I think it’s without doubt that even though people like Qian Xuesen, Guo Yonghuai, and Deng Jiaxian who were leaders of PRC’s nuclear and missile programs had American PhDs, the Soviet influence was substantially greater. After all, USSR transferred to PRC a missile that was an upgrade of V-2 in the late 50s. Without that, even with all those top talents in aerodynamics who had been professors or postdocs in America, it would have taken much much longer for PRC to develop its missile program. In contrast, if not for those top American returnees, as long as Soviets transferred the base technology, the other smart people in China, who never set foot in America, would have sooner or later figured it out too, provided that the government made the decision to invest in that technology, which I believe Qian influenced substantially.

I believe Qian after returning to China did not actually directly work at the details level. He was more of a strategist and administrator and decision maker with respect to the PRC missile/rocket/space program. He convinced the PRC political elites to invest in missiles instead of fighter aircraft, which was an extremely important and correct decision, at a time when they were still uncertain. The guy who actually most qualifies as the pure technical leader of PRC missile/rocket/space program by the name of Sun Jiadong graduated from a Soviet university in the 50s.

The thing is those Chinese educated in America would have been just as good had they done their PhD or masters in Europe or Soviet Union, only that pre-49 at that time, American graduate schools had more spots for Chinese students than European schools. What China needed the most then was practical technology, and in this area, America did not really have any direct effect. More like a negative effect because of embargo after Korean War. There were a few Chinese who studied in America who had actually did serious work in the industrial setting in America before returning who made major contribution. However, after they returned to China, they obviously had to work from a much lower base, adapting their expertise and experience obtained in America to it.
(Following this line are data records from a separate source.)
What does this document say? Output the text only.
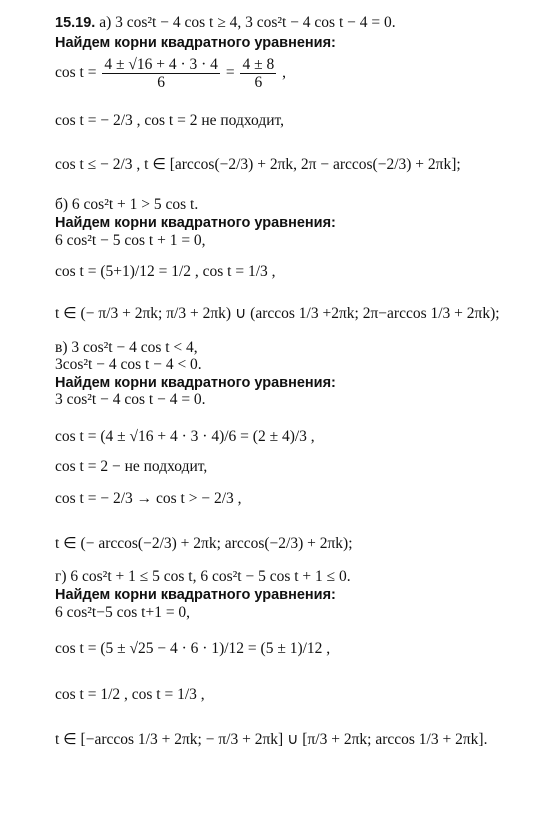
15.19. а) 3 cos²t − 4 cos t ≥ 4, 3 cos²t − 4 cos t − 4 = 0.
Найдем корни квадратного уравнения:
$\cos t = \frac{4 \pm √16 + 4 \cdot 3 \cdot 4}{6} = \frac{4 \pm 8}{6}$ ,
cos t = − 2/3 , cos t = 2 не подходит,
cos t ≤ − 2/3 , t ∈ [arccos(−2/3) + 2πk, 2π − arccos(−2/3) + 2πk];
б) 6 cos²t + 1 > 5 cos t.
Найдем корни квадратного уравнения:
6 cos²t − 5 cos t + 1 = 0,
cos t = (5+1)/12 = 1/2 , cos t = 1/3 ,
t ∈ (− π/3 + 2πk; π/3 + 2πk) ∪ (arccos 1/3 +2πk; 2π−arccos 1/3 + 2πk);
в) 3 cos²t − 4 cos t < 4,
3cos²t − 4 cos t − 4 < 0.
Найдем корни квадратного уравнения:
3 cos²t − 4 cos t − 4 = 0.
cos t = (4 ± √16 + 4 · 3 · 4)/6 = (2 ± 4)/3 ,
cos t = 2 − не подходит,
cos t = − 2/3 → cos t > − 2/3 ,
t ∈ (− arccos(−2/3) + 2πk; arccos(−2/3) + 2πk);
г) 6 cos²t + 1 ≤ 5 cos t, 6 cos²t − 5 cos t + 1 ≤ 0.
Найдем корни квадратного уравнения:
6 cos²t−5 cos t+1 = 0,
cos t = (5 ± √25 − 4 · 6 · 1)/12 = (5 ± 1)/12 ,
cos t = 1/2 , cos t = 1/3 ,
t ∈ [−arccos 1/3 + 2πk; − π/3 + 2πk] ∪ [π/3 + 2πk; arccos 1/3 + 2πk].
There were certain things that could easily be done in America, a much richer country then, that was not really practically feasible in China due to lack of resources.

The Chinese who studied in Europe and USSR pretty much all returned, while perhaps most of the Chinese who studied STEM in America pre-49 stayed instead of returning. China at a time when STEM human capital was very very lacking basically wasted a bunch of money and resources giving them a higher education. So I have a good reason to believe that America’s net effect on China in 20th century was rather negative. I won’t even go into all the ideological and cultural garbage America exports.

Also, doing a higher degree abroad is not necessarily to great work in STEM in China. Even during WWII, China already had some top or at least very good theoretical mathematicians, fluid dynamicists, or theoretical physicists. The guy most responsible for PRC’s hydrogen bomb, Yu Min, never went abroad until he was pretty much retired. As I’ve said, what China needed most then was the practical, industrial technology. There were many top-notch theoretical brains. For the theoretical stuff, you need a top brain, access to books and journals, and an environment that let’s you concentrate on that stuff. The practical stuff, despite being less g-loaded, is in practice much harder. For China, America was more of an obstruction in that regard. America enforced the embargo on PRC the most after the Korean War. In contrast, in the 50s and 60s, PRC could still get some technology from Japan for instance.

Unfortunately, so many people see the American PhD as a symbol of being technically top-notch. It’s a legacy of America’s having been default destination for study abroad from 1900s on. Many also studied in Japan, and there were good number of Japanese educated people who made it to the elite of CPC. But there were no Anglo educated ones. The CPC simply cannot trust Anglo especially American educated Chinese to any position of political decision making power. Too much cultural and ideological toxin.